Quelles images avez-vous de la Finlande et des Finlandais?
Je sais que ça va vous déplaire mais j’associe toujours la Finlande avec le Danemark et la Suède. Je confonds souvent ces 3 pays. Ma vision de la Finlande est celle d’un pays riche et socialement avancé, soucieux également de l’écologie.

Connaissez-vous la musique finlandaise ou des artistes finlandais?
Non

Comment pourriez-vous définir votre style musical?
“Chanson expressionniste”. Ce style musical nous est propre; il se rapporte au mouvement expressionniste allemand de 1905 dont le précurseur était norvégien : Edward Munch (vous allez vraiment être faché : je confonds également la Finlande et la Norvège). L’expressionnisme est pour nous l’expression des états d’âme, de nos sentiments, de nos tourments.

Avez-vous le sentiment que votre style musical a beaucoup changé au cours des années?
Oui. La forme nourrit le fond et vice-versa. Les compositions sont plus justes, les arrangements plus simples, les textes plus efficaces. Notre style s’affirme en un tout plus cohérent.

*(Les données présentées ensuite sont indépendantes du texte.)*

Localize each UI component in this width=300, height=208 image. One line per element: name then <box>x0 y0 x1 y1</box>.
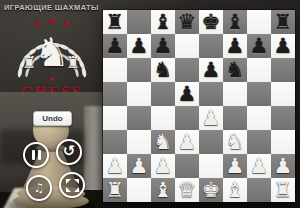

Avez-vous déjà envisagé de changer totalement de style musical?
Surtout pas. Le fond reste le même. Nous y sommes fidèles

Quel est, dans votre répertoire, le titre que vous préférez?
“Mon amour”. Le refrain est grandiose et le texte raconte la folie d’un homme qui aime toujours et à jamais une femme. Un amour uni-latéral car cette femme ne l’aime pas.

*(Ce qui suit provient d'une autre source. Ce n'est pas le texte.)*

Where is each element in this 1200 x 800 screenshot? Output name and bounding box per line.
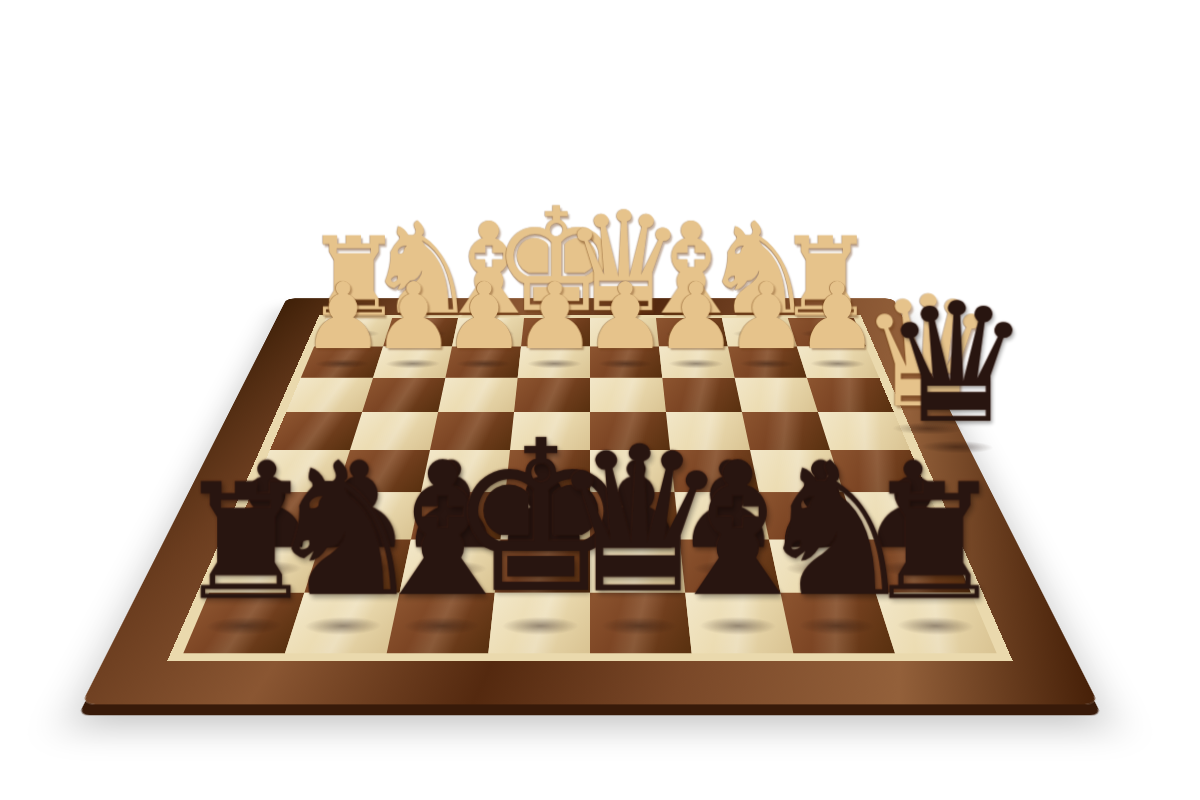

“Et alors?”, lui dit-il, “je n’ai pas besoin de ton amour, je n’ai pas besoin que tu reconnaisses mon amour pour toi; je t’aime et cela me suffit”

Faites-vous régulièrement des tournées?
Depuis 9 ans, nous tournons en France, en Belgique et en Suisse. Nous avons même joué en Russie, dans la Sibérie. Nous aimerions beaucoup joué en Finlande (afin de ne plus jamais confondre ce pays avec la Norvège ou la Suède)

Préférez-vous la scène ou le studio? Pour quelles raisons?
La scène et le studio sont deux choses différentes. On ne préfère ni l’un, ni l’autre ; même si nous vivons de la scène et existons grâce à elle, le studio nous permet de “fixer” une chanson à jamais. Le studio nous permet de peaufiner les arrangements, l’interprétation, les ambiances; c’est un travail d’orfèvre laborieux mais jouissif. La scène, à l’opposé, n’existe nulle part dans le temps à part dans le temps présent. La scène privilégie la spontanéité, l’improvisation, le surprenant.

Pendant la préparation d’un titre ou d’un album, quelle est l’étape que vous préférez?
J’aime beaucoup la première étape, celle qui se fait chez moi dans mon atelier. Je suis seul, j’ai quelques bribes de textes, quelques mélodies, quelques accords et je dois composer avec tout ça, assembler, couper, coller, recommencer, jusqu’à ce que vienne une chanson cohérente, une chanson qui m’étonne et me surprenne. J’aime beaucoup la seconde étape, lorsque je présente cette chanson aux musiciens. C’est à chaque fois un moment unique, et à chaque fois les musiciens m’étonnent, s’appropriant la chanson et lui donnant une couleur bien à eux. Ces deux premières étapes sont pour moi les plus importantes et excitantes du processus de création. Vient ensuite l’enregistrement puis la scène.

Quelles musiques écoutez-vous en ce moment?
OTK, un groupe tchèque : magnifique, noir, violent.
J’écoute aussi Daniel Darc, Dominique A, le groupe de métal canadien Voïvoid.

Que pensez-vous d’internet en tant que musiciens?
Internet est un moyen comme un autre de communiquer, d’échanger, de recevoir des informations. Néanmoins, je ne l’utilise pas. Je préfère la nature, les arbres, le ciel pour communiquer avec le monde. Car le monde n’est rien d’autre que cela, et non pas un écran de télévision ou d’ordinateur.

Pensez-vous qu’Internet représente une réelle menace pour les artistes (au sujet des droits d’auteurs)?
Oui, le téléchargement ressemble à une grande surface (un centre commercial) où tout le monde vient piller les rayonnages mais sans payer à la caisse. A moyen terme, il n’y aura plus de rayonnage, autrement dit plus de produits, plus d’artistes. En même temps, il suffit simplement d’endiguer le pillage, non pas en arrêtant les consommateurs mais en imposant des caisses.

Quels sont vos projets?
Enregistrer un quatrième disque, sortir un roman en même temps. L’un et l’autre porteront le même titre ‘Gautier le ressuscité”, et raconteront l’histoire d’un homme qui se construit, lentement, qui se reconstruit et s’humanise.